In the 1940s, archaeologists rediscovered the foundations of Fort Osage and the station was rebuilt to portray how Fort Osage would have looked in 1812. The site is now used as an educational center with exhibits discussing the Hopewell and Osage native cultures, the Lewis and Clark expedition, and a living history demonstration about military and civilian life in the 19th century.
3. Jail, Marshal’s Home & Museum
In 1859, Jackson County built its two-story jail.
The jail consisted of a home for the county marshal and his family, and twelve jail cells at the back of the residence, six downstairs and six upstairs. The small six by nine-foot cells were meant to hold three prisoners but during the Civil War, there were as many as 20 locked in at a time.
Visitors to Jackson County will get to see what the living conditions were like for the county marshal, his family, and the prisoners. One of the most notable prisoners held there was Frank James, older brother to the notorious outlaw Jesse James.
During his time there, James’ cell was furnished with carpeting, fine paintings, and furniture, and is preserved in the same fashion as when he was held there for visitors to see.
4. Harry S. Truman Presidential Library and Museum
The Truman library was dedicated in 1957 and was the first presidential library to be built under the 1955 Presidential Libraries Act.
After his presidency, Truman spent a lot of time at the library and participated in many of its day-to-day activities, such as training museum docents and talking to visiting students.

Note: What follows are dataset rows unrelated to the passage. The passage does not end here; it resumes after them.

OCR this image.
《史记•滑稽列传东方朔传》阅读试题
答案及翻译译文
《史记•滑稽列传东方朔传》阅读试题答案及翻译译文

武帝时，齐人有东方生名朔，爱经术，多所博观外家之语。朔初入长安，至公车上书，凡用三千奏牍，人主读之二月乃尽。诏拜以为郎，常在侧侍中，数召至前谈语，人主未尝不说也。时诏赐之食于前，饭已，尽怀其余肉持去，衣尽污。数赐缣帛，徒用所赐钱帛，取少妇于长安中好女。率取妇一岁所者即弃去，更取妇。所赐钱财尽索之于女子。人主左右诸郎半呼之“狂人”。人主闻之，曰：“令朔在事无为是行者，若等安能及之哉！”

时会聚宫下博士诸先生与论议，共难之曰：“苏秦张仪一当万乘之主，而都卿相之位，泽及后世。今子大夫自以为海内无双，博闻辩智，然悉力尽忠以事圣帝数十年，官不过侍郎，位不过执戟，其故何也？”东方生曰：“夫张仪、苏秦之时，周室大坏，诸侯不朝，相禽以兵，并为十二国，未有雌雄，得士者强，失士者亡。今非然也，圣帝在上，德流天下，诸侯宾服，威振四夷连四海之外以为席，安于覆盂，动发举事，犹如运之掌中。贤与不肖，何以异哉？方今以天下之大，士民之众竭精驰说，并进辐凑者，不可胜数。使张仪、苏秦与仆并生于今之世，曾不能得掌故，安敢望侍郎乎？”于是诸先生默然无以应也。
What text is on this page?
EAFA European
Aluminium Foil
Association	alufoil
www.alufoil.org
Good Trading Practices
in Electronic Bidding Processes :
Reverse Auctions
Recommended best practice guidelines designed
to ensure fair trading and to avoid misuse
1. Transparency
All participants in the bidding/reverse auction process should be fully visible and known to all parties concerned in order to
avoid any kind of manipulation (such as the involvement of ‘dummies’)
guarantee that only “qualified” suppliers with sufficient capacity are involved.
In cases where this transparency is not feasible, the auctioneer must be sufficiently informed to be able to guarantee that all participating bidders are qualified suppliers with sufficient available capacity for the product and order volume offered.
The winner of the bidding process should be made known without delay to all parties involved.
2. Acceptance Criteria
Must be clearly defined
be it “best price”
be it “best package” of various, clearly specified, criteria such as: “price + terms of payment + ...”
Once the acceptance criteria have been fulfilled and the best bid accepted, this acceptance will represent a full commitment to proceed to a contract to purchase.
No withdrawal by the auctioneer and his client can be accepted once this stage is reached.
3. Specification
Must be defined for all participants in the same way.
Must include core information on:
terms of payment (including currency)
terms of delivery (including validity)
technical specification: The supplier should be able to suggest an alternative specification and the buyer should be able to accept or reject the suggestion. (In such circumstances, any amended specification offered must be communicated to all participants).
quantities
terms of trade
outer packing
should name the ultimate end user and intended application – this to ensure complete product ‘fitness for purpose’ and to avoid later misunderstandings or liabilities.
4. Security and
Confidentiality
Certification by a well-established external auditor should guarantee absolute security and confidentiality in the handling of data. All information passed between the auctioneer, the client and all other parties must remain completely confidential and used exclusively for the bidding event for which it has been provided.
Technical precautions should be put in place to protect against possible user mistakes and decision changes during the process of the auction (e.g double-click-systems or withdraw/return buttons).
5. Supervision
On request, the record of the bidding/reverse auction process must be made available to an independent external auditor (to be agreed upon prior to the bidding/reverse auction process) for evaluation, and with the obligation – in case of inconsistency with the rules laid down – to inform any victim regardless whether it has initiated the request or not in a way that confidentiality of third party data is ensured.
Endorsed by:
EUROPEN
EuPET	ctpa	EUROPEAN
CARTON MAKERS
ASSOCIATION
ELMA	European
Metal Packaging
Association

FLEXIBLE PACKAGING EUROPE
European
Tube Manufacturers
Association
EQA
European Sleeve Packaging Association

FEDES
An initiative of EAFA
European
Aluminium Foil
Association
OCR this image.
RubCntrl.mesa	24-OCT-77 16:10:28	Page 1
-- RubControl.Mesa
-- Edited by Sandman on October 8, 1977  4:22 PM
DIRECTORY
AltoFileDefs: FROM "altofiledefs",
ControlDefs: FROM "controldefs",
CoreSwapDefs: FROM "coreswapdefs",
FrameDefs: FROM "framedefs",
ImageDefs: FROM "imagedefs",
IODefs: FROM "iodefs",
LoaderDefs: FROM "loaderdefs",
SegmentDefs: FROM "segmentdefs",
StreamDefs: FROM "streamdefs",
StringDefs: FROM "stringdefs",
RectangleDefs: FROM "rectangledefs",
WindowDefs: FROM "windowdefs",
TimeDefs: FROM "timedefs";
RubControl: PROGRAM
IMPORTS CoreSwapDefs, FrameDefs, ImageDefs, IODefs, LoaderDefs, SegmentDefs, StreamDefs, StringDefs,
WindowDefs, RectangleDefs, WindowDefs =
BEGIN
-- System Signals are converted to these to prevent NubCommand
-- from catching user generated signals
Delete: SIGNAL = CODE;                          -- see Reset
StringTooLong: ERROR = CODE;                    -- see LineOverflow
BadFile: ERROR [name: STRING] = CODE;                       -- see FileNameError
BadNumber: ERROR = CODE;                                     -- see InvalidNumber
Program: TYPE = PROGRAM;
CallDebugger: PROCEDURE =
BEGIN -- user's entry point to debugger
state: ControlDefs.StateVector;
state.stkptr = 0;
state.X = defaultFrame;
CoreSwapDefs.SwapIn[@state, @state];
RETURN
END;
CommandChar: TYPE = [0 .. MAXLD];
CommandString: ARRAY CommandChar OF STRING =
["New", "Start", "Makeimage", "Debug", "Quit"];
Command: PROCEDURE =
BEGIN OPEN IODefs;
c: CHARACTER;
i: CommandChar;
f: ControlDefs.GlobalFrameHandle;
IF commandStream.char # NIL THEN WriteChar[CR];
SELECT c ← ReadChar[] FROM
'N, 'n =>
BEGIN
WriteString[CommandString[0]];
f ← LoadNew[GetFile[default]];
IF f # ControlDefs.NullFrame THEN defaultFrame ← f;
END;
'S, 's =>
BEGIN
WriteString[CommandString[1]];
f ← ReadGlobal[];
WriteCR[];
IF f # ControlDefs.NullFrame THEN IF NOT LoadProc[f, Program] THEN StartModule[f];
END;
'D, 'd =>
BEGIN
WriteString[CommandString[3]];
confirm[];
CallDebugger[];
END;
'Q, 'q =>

He was also known to arrive at the library before many of the staff and answer the phone, surprising the callers.
Those who visit the library and museum can see his office in Room 1107 just the way he kept it, as well as two floors of exhibits showcasing his life and presidency. A recreation of the Oval Office is also available where you can pretend to be the president and make important decisions.
5. National Frontier Trails Museum
The National Frontier Trails Museum tells the story of the pioneers who risked it all to start their new lives in the American West via the Oregon, Sante Fe, and California trails.
These pioneers risked it all and traveled across rugged trails through mountains, prairies, deserts, and swollen rivers to reach their destination.
The museum offers a 17-minute film that provides an overview of the westward expansion of America, interpretive exhibits, and a covered wagon tour.
6. Bingham Waggoner Estate
In the frontier days, the Bingham estate was considered a short-cut on what would later become the Santa Fe Trail. The estate passed through many owners during its time and George Caleb Bingham was one of its most distinguished residents. Bingham was a famous American artist and Missouri politician.
Later the Waggoners moved into the home and the family lived in the estate until the 1970s.
Those who wish to visit the estate now can walk through the well-preserved furnishings, paintings, and see what it would be like to live the lifestyle of a wealthy resident in 19th century Missouri.
7. Vaile Mansion
Vaile Mansion was built in 1881 by Colonel and Mrs. Harvey Vaile.
The Gothic style mansion is three stories high and is an anomaly amongst the Midwestern style homes. With 31 rooms, 9 marble fireplaces, and beautifully painted ceilings, the home was really quite splendid for its day.
The kitchen was a marvel of its time having indoor hot and cold water, and speaking tubes to assist the kitchen staff with communicating with the other servants.
Visitors will be welcomed by a large solid black walnut staircase when they enter through the vestibule doors. While touring, you’ll also get to see the rooms decorated and furnished in the same style they would have been during its time. You can also walk the grounds and visit the beautiful garden and fountains.
Ready to Plan Your Trip?
There are so many wonderful historical sites in Independence, Missouri that you won’t want to miss. This list is just the beginning!